Just days before the killing frost that took my COVID garden, I gathered this box of flowers, herbs, and vegetables to give to a friend.  Each of these varieties grew through the great, collective effort of the sun, soil, and water. They grew through my faithfulness in their care, through advice I was given from others about growing them, and through their natural ability to share their garden beds with each other so they all grew well and strong – and quite beautifully!


The ideas I have been suggesting for Living Closely Indefinitely are challenging. Celebrate Together, Honor Separate, and Expect Less - topics covered in my last three blogs – invite us to operate in ways that may not be our first-choice ways of being. Maybe we generally like to have our own space and are not happy about always being around others in our family. Maybe we have trouble leaving others in our household alone when they disappear into their rooms or go off on a walk and don’t invite us along. And certainly suggesting we lower the bar for what we can hope for or expect from our self and others is not the direction we often go.

Learning to Respect Different can be equally challenging both in understanding what this means and in living in this way.

Respect Different is acknowledging that we each have different thoughts, beliefs, emotional responses, choices we make, and actions we take. We are different people with different natures and nurtures interplaying within our self.

First we do well to be anchored in our self, to know what we are thinking and feeling and why we are choosing what we choose. This self-discerning process can be rich and calming. It helps us to be aware and intentional and to act in ways that are consistent with who we are.

Then, as we encounter Different in the next person we see, we want to listen to them and understand them. We do not have to agree with them. We are only seeking to hear them and for them to feel heard by us. Rather than interrupting and jumping in with our ideas and beliefs, we listen and make sure we have heard them accurately. We may find that we want to respond with some of our own thoughts and ideas, even our concerns for safety and justice. We can do this after we have heard and understand what they are saying.

The caution for us as we speak up is in knowing when to stop, to not go further, to agree to disagree perhaps. Our mental health is helped by not getting too entangled with trying to convince or change someone else.

I can only control my self, and I am grateful to know this reality.  I can speak my truth, explain my truth, and then the best thing I can do is go live out that truth in ways that are consistent with my beliefs. I may have to set boundaries as a result of these differences. That’s okay and important to do. Those boundaries further clarify where I stand, and they show respect for both my self and the other person by not having endless, unproductive, and self-eroding arguments over our differences.

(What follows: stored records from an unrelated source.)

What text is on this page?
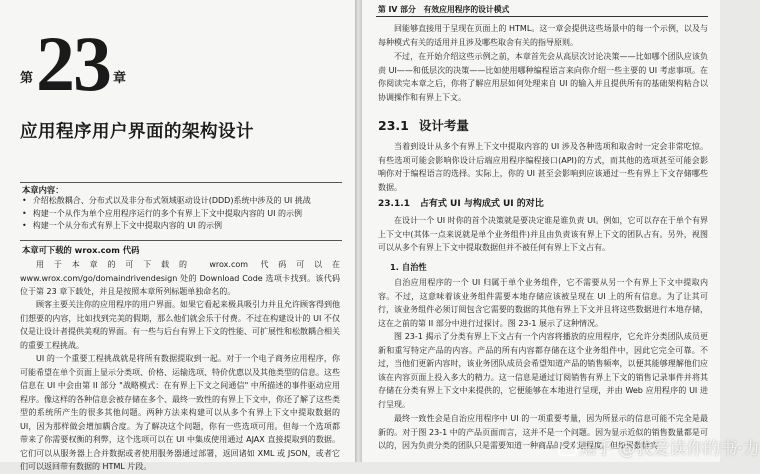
第 23 章
应用程序用户界面的架构设计
本章内容：
• 介绍松散耦合、分布式以及非分布式领域驱动设计(DDD)系统中涉及的 UI 挑战
• 构建一个从作为单个应用程序运行的多个有界上下文中提取内容的 UI 的示例
• 构建一个从分布式有界上下文中提取内容的 UI 的示例
本章可下载的 wrox.com 代码

用于本章的可下载的 wrox.com 代码可以在 www.wrox.com/go/domaindrivendesign 处的 Download Code 选项卡找到。该代码位于第 23 章下载处，并且是按照本章所列标题单独命名的。

顾客主要关注你的应用程序的用户界面。如果它看起来极具吸引力并且允许顾客得到他们想要的内容，比如找到完美的假期，那么他们就会乐于付费。不过在构建设计的 UI 不仅仅是让设计者提供美观的界面。有一些与后台有界上下文的性能、可扩展性和松散耦合相关的重要工程挑战。

UI 的一个重要工程挑战就是将所有数据提取到一起。对于一个电子商务应用程序，你可能希望在单个页面上显示分类项、价格、运输选项、特价优惠以及其他类型的信息。这些信息在 UI 中会由第 II 部分 "战略模式：在有界上下文之间通信" 中所描述的事件驱动应用程序。像这样的各种信息会被存储在多个、最终一致性的有界上下文中，你还了解了这些类型的系统所产生的很多其他问题。两种方法来构建可以从多个有界上下文中提取数据的 UI，因为那样做会增加耦合度。为了解决这个问题，你有一些选项可用。但每一个选项都带来了你需要权衡的利弊，这个选项可以在 UI 中集成使用通过 AJAX 直接提取到的数据。它们可以从服务器上合并数据或者使用服务器通过部署，返回诸如 XML 或 JSON，或者它们可以返回带有数据的 HTML 片段。

第 IV 部分　有效应用程序的设计模式

回能够直接用于呈现在页面上的 HTML。这一章会提供这些场景中的每一个示例，以及与每种模式有关的适用并且涉及哪些取舍有关的指导原则。

不过，在开始介绍这些示例之前，本章首先会从高层次讨论决策——比如哪个团队应该负责 UI——和低层次的决策——比如使用哪种编程语言来向你介绍一些主要的 UI 考虑事项。在你阅读完本章之后，你将了解应用层如何处理来自 UI 的输入并且提供所有的基础架构粘合以协调操作和有界上下文。

23.1 设计考量

当着到设计从多个有界上下文中提取内容的 UI 涉及各种选项和取舍时一定会非常吃惊。有些选项可能会影响你设计后端应用程序编程接口(API)的方式，而其他的选项甚至可能会影响你对于编程语言的选择。实际上，你的 UI 甚至会影响到应该通过一些有界上下文存储哪些数据。

23.1.1 占有式 UI 与构成式 UI 的对比

在设计一个 UI 时你的首个决策就是要决定谁是谁负责 UI。例如，它可以存在于单个有界上下文中(其体一点来说就是单个业务组件)并且由负责该有界上下文的团队占有。另外，视图可以从多个有界上下文中提取数据但并不被任何有界上下文占有。

1. 自治性

自治应用程序的一个 UI 归属于单个业务组件，它不需要从另一个有界上下文中提取内容。不过，这意味着该业务组件需要本地存储应该被呈现在 UI 上的所有信息。为了让其可行，该业务组件必须订阅包含它需要的数据的其他有界上下文并且将这些数据进行本地存储，这在之前的第 II 部分中进行过探讨。图 23-1 展示了这种情况。

图 23-1 揭示了分类有界上下文占有一个内容将播放的应用程序，它允许分类团队成员更新和重写特定产品的内容。产品的所有内容都存储在这个业务组件中，因此它完全可靠。不过，当他们更新内容时，该业务团队成员会希望知道产品的销售频率，以便其能够理解他们应该在内容页面上投入多大的精力。这一信息是通过订阅销售有界上下文的销售记录事件并将其存储在分类有界上下文中来提供的，它便能够在本地进行呈现，并由 Web 应用程序的 UI 进行呈现。

最终一致性会是自治应用程序中 UI 的一项重要考量，因为所显示的信息可能不完全是最新的。对于图 23-1 中的产品页面而言，这并不是一个问题。因为显示近似的销售数量都是可以的，因为负责分类的团队只是需要知道一种商品的受欢迎程度。但如果数据实

知乎 @我爱读你的书·力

Know what is true for me, live what is true for me, and respect the differences in others. That’s what these peppers from my Covid Garden did.  I took this picture long before frost, anticipating this blog. My little basket overflows with green peppers, red peppers, sweet peppers – large and small. Each pepper grew according to the interplay of its nature and nurture. They are all peppers, but each is different.

We are all together in an overflowing basket, too, so to speak. Our mental health and our relationships with each other can be helped by the lessons from this beautiful assortment of peppers who grew together in my garden.